Influencers are just focused on increasing their views, as such they choose trendy topics rather than the ones that would be most beneficial to their viewers. As such, just because someone has many followers does not mean they are legit.
Ironically, many people will consult Yelp before going to a new restaurant, or read reviews before buying a product but won’t do any research before investing their money.
It is expedient that you always check to see if the person recommending something is profiting from it. It is part of due diligence which every serious investor has to conduct before investing their money.
You shouldn't take what you see on Tiktok hook, line, and sinker.
You have to also explore more reliable sources of financial information. As such, your approach to financial advice on Tiktok should be like dipping a toe into water. Get comfortable with the topics, then go elsewhere to chart a path to financial freedom.
Don't give money directly to a TikTok creator, no matter how legit they seem.
Someone teaching you how to create wealth shouldn't need your money to teach you how. Creating wealth is like a skill and takes time to build.
As such, you have to be prepared to put in the work and constantly learn. There are loads of free resources online where you can get viable financial information from. (Including us!)

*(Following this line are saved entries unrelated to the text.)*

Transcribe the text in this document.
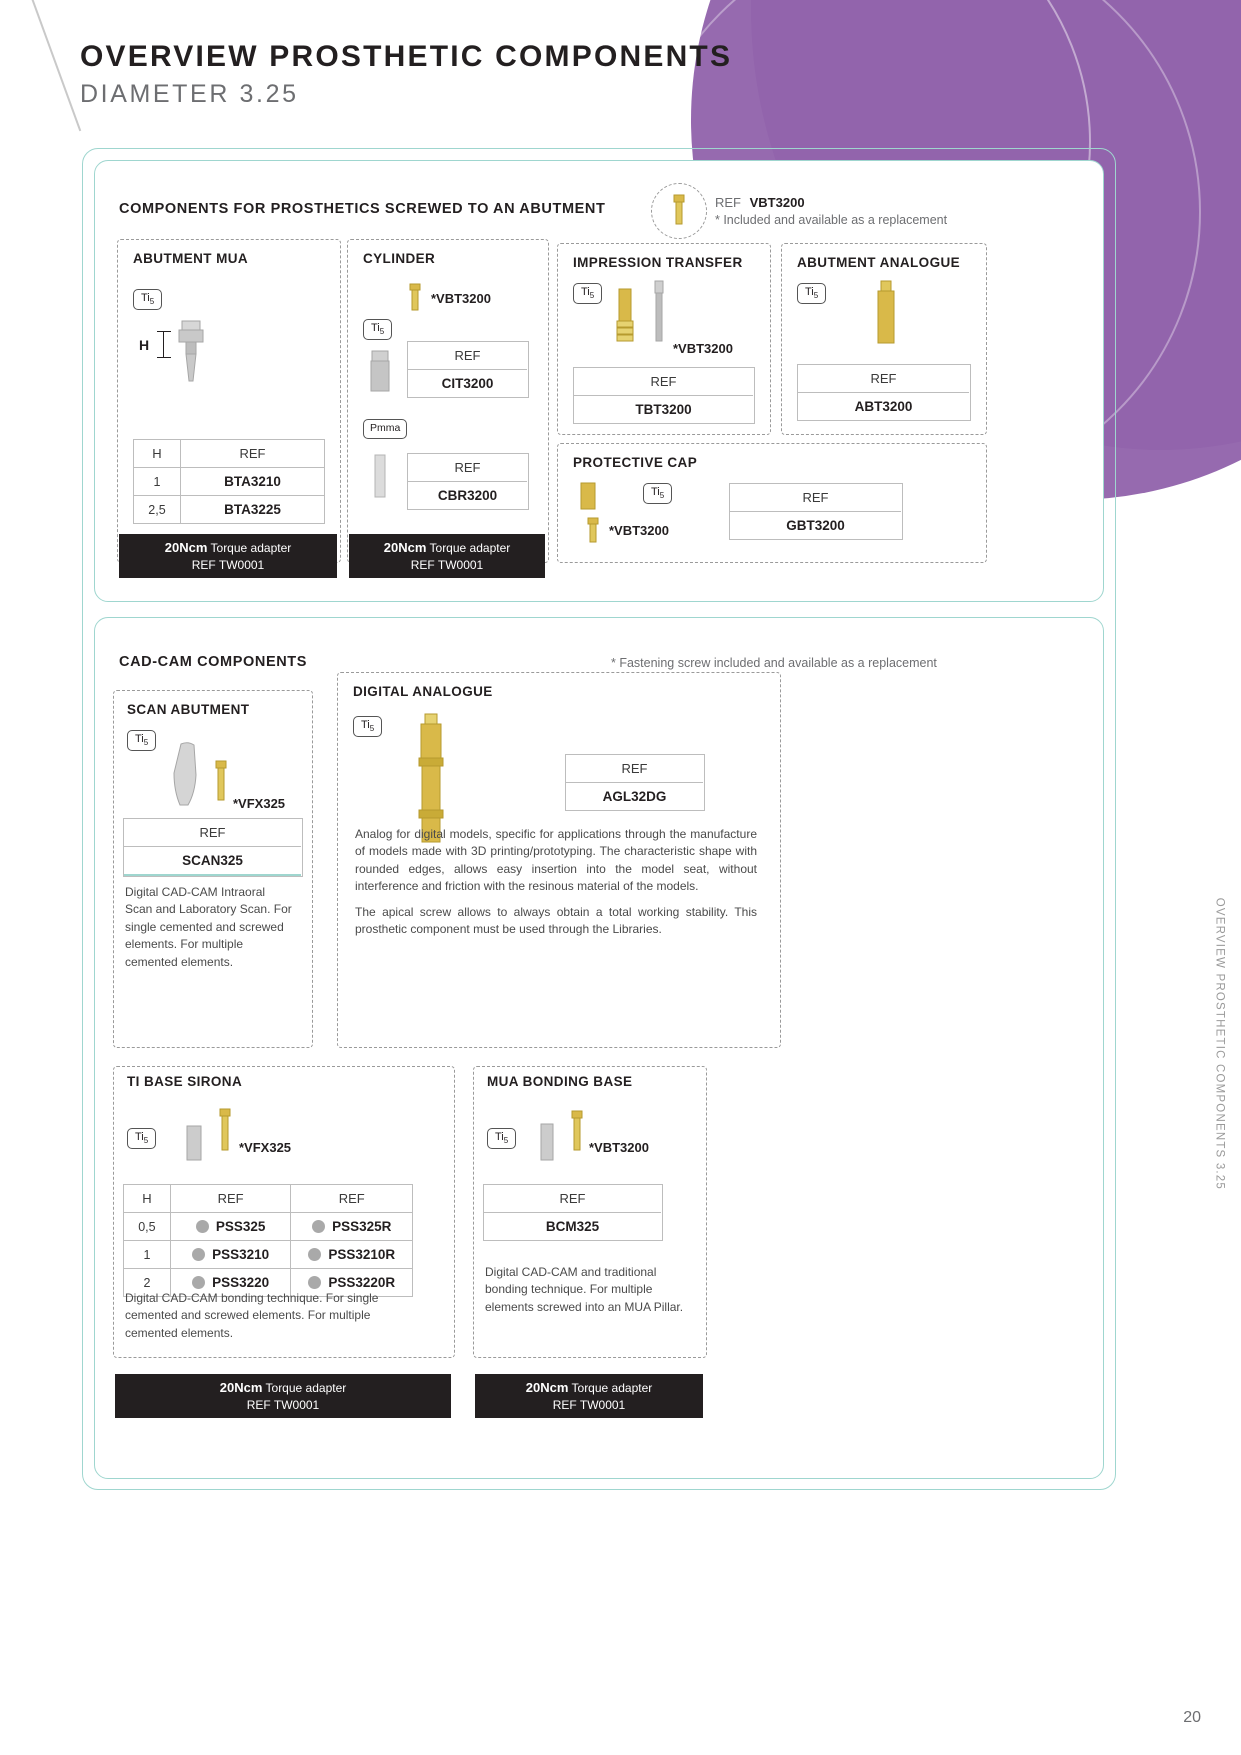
OVERVIEW PROSTHETIC COMPONENTS
DIAMETER 3.25
COMPONENTS FOR PROSTHETICS SCREWED TO AN ABUTMENT	REF VBT3200
* Included and available as a replacement
ABUTMENT MUA
$Ti_5$
H
H	REF
1	BTA3210
2,5	BTA3225
20Ncm Torque adapter
REF TW0001
CYLINDER
*VBT3200
$Ti_5$
REF
CIT3200
Pmma
REF
CBR3200
20Ncm Torque adapter
REF TW0001
IMPRESSION TRANSFER
$Ti_5$
*VBT3200
REF
TBT3200
ABUTMENT ANALOGUE
$Ti_5$
REF
ABT3200
PROTECTIVE CAP
$Ti_5$
*VBT3200
REF
GBT3200
CAD-CAM COMPONENTS	* Fastening screw included and available as a replacement
SCAN ABUTMENT
$Ti_5$
*VFX325
REF
SCAN325
Digital CAD-CAM Intraoral Scan and Laboratory Scan. For single cemented and screwed elements. For multiple cemented elements.
DIGITAL ANALOGUE
$Ti_5$
REF
AGL32DG
Analog for digital models, specific for applications through the manufacture of models made with 3D printing/prototyping. The characteristic shape with rounded edges, allows easy insertion into the model seat, without interference and friction with the resinous material of the models.
The apical screw allows to always obtain a total working stability. This prosthetic component must be used through the Libraries.
TI BASE SIRONA
$Ti_5$	*VFX325
H	REF	REF
0,5	PSS325	PSS325R
1	PSS3210	PSS3210R
2	PSS3220	PSS3220R
Digital CAD-CAM bonding technique. For single cemented and screwed elements. For multiple cemented elements.
20Ncm Torque adapter
REF TW0001
MUA BONDING BASE
$Ti_5$	*VBT3200
REF
BCM325
Digital CAD-CAM and traditional bonding technique. For multiple elements screwed into an MUA Pillar.
20Ncm Torque adapter
REF TW0001
OVERVIEW PROSTHETIC COMPONENTS 3.25
20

TikTok can either help or hurt your finances, depending on how you use it.
Because anyone can post on TikTok, there's no guarantee you'll get sound financial advice or that the person is competent to discuss personal finance.

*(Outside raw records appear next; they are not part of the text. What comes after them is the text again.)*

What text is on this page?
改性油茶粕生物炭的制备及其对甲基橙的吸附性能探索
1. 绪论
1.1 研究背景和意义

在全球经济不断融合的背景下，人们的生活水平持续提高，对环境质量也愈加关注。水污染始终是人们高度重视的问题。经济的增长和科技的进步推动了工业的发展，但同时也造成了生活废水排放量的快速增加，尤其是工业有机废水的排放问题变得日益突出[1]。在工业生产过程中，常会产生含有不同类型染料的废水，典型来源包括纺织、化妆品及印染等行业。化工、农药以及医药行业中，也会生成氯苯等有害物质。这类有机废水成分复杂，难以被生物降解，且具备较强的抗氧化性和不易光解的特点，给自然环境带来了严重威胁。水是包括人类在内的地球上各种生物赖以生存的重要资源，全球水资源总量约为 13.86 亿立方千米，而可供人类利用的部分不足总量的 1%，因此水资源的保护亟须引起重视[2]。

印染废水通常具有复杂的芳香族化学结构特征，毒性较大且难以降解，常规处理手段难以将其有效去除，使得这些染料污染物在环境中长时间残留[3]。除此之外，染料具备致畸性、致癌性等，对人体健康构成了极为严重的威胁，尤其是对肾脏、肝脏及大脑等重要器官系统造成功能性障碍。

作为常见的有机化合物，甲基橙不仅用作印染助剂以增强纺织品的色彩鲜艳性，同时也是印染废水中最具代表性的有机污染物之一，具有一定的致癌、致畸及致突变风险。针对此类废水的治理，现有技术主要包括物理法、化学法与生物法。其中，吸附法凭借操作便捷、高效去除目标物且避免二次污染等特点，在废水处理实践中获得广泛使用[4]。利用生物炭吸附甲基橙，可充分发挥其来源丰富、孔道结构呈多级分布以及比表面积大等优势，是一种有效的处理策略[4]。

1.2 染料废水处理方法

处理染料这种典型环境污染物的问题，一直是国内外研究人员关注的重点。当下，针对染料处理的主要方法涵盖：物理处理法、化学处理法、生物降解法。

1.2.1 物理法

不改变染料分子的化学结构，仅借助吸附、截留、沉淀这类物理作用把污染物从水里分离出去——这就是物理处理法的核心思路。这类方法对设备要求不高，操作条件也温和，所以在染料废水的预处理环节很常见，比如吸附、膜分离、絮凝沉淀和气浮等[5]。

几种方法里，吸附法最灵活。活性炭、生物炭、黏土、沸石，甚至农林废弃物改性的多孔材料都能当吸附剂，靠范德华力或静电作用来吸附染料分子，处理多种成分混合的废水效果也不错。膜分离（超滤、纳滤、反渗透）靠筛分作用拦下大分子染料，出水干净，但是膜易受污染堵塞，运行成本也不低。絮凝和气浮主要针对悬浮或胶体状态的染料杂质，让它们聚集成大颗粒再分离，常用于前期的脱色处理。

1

The platform has gained notoriety for supporting volatile cryptocurrencies and activist investing; the network has fueled interest in Dogecoin, GameStop, and other risky assets without any fundamental basis.
Viral "FinTok" videos are reminiscent of the days before the internet when office workers received unsolicited faxes hawking the latest "get rich quick" penny stocks.
Furthermore, while some of the financial advice on TikTok may be correct, it is not one-size-fits-all counsel tailored to a person's specific financial needs.
Everyone's financial situation is unique, so you must think critically about what you're being marketed.
However, aside from the jokes and rocket emojis that some users are sharing, there is a variety of serious personal finance films that are teaching young people how to properly manage their money. The issue is locating a reliable content creator.